Would You Fly in a Pilotless Aircraft?

Pilotless Aircraft

As science continues to evolve, aircraft technology is reaching heights that people had never thought possible. Pilotless planes are now on the horizon for civilian flights. The armed forces have used unmanned aircraft for some time now, but are restricted to fly in military war zones only. Jetstream on the other hand, has a vision of developing a commercial aircraft that can operate in the same skies as manned civilian flights one day. Although at this point in the developmental process it is too new of a concept to adopt for passenger travel, engineers behind the technology do believe passengers flying in totally pilot-less planes are the future of air travel.

The reasoning behind the development of a robotic aircraft is to carry out missions that are too high-risk for onboard pilots.
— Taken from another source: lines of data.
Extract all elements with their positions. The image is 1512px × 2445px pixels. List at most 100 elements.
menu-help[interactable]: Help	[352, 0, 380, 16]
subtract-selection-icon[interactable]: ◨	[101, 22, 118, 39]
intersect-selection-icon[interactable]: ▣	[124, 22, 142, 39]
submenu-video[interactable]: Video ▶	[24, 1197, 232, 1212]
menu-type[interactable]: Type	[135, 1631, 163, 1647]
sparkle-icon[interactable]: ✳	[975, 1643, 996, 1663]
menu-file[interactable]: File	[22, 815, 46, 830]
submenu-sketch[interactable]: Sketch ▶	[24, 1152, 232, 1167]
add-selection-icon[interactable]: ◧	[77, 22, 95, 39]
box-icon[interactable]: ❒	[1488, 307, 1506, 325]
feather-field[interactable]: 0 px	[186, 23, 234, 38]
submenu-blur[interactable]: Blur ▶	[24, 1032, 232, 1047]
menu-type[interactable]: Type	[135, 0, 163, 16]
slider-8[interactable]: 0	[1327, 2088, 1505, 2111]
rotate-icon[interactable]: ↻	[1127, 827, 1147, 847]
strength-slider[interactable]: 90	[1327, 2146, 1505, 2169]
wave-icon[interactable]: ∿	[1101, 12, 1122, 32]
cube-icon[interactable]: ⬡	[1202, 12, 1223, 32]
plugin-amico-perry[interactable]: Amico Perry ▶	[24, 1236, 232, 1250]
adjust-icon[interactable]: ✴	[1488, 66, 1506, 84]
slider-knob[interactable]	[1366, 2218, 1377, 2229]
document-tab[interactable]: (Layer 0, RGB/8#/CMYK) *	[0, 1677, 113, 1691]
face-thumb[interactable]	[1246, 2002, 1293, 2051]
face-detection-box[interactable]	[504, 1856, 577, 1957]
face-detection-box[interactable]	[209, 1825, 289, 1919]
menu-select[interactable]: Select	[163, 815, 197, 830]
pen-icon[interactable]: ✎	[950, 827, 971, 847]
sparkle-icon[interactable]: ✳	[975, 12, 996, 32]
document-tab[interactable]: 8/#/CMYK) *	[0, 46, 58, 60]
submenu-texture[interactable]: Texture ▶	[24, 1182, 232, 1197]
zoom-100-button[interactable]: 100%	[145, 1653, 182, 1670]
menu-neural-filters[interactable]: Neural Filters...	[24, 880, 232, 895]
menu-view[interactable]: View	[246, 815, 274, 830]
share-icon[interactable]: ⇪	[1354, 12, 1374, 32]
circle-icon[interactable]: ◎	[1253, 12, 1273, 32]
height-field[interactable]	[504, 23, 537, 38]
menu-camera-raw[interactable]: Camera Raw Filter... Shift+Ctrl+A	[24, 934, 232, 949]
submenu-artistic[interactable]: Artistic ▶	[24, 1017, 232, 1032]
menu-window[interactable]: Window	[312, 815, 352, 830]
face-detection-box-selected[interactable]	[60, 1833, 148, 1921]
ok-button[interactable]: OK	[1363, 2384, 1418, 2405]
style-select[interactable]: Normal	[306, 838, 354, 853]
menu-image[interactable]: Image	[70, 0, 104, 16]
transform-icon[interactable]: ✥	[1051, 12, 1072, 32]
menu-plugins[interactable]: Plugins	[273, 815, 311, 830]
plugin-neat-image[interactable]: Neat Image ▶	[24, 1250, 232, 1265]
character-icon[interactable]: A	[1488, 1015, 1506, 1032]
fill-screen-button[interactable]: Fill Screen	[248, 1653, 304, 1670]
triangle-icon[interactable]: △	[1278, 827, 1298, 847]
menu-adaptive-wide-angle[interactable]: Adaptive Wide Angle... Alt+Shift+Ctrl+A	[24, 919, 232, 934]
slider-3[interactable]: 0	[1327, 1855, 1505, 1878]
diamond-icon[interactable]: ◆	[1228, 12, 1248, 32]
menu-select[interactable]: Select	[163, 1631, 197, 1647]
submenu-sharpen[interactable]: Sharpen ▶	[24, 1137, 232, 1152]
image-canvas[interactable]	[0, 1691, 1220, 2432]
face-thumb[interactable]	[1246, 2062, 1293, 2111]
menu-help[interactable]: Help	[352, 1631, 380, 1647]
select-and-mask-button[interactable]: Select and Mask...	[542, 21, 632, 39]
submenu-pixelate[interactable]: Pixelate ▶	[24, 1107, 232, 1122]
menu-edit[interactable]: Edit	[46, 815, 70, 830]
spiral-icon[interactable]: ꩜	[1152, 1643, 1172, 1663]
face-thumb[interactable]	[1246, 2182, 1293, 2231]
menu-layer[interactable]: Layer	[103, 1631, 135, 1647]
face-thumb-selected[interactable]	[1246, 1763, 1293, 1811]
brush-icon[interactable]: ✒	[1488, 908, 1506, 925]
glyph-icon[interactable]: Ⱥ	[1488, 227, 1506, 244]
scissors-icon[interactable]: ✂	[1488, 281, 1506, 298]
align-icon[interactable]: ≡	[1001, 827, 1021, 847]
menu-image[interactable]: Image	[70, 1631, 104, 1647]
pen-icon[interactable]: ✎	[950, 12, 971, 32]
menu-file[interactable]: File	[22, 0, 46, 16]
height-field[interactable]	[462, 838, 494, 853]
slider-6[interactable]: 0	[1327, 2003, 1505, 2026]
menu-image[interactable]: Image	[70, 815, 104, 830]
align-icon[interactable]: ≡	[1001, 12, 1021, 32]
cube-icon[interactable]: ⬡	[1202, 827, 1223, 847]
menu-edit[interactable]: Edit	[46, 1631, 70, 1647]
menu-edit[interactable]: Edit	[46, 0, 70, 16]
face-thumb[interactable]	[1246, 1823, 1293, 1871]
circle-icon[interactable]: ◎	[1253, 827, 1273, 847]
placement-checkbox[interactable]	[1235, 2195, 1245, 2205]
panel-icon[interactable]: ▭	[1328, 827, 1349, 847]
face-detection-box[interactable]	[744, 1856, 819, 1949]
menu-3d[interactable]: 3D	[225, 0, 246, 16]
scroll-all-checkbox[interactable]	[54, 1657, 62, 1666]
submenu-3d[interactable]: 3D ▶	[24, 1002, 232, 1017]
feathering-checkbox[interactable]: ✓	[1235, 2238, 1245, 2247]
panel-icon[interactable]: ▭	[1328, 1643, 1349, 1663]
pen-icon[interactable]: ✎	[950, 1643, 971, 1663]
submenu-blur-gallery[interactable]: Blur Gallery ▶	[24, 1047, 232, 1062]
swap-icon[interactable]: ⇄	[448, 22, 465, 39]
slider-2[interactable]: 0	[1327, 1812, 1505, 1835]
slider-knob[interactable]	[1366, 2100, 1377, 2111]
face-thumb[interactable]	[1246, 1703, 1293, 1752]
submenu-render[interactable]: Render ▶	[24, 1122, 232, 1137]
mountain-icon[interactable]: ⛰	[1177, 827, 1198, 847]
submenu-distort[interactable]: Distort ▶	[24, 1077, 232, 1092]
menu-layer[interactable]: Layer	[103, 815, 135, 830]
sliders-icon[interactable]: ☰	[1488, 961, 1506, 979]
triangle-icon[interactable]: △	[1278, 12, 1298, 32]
However, a pilot remains on ground to over see operations and make any last-minute emergency decisions if necessary. Researchers are also finding that unmanned aircraft are able to out perform human thinking and at a lower cost can carry out tasks such as traffic monitoring, border patrolling, police surveillance, checking power lines, monitor forest fires, nuclear-power accidents, and search missions.

Engineers have designed the system to detect certain clouds to avoid adverse weather conditions; infra-red detectors to detect machinery or living organisms in an area where an emergency landing may need to take place. If the detectors identify heat of some sort the system will re-route to the nearest opened field. More intelligent than auto-pilot and capable of almost of decision making jobs of a pilot, the unmanned aircraft is the aircraft of the future.

Britain’s Jetstream 41 is the first aircraft to go on a test flight over the Irish Sea and pilots onboard explained how the system was able to detect problems before they could. The pilotless program is very well capable of making proficient decisions and safe from human error.

ASTRAEA (Autonomous Systems Technology Related Airborne Evaluation and Assessment), the organization responsible for running the tests flights, has collected 99 million dollars in investments from the British government enabling them to perform extensive research and developmental process. Safety is their number one priority and until the program is seamless, unmanned aircraft will continue in military operations only.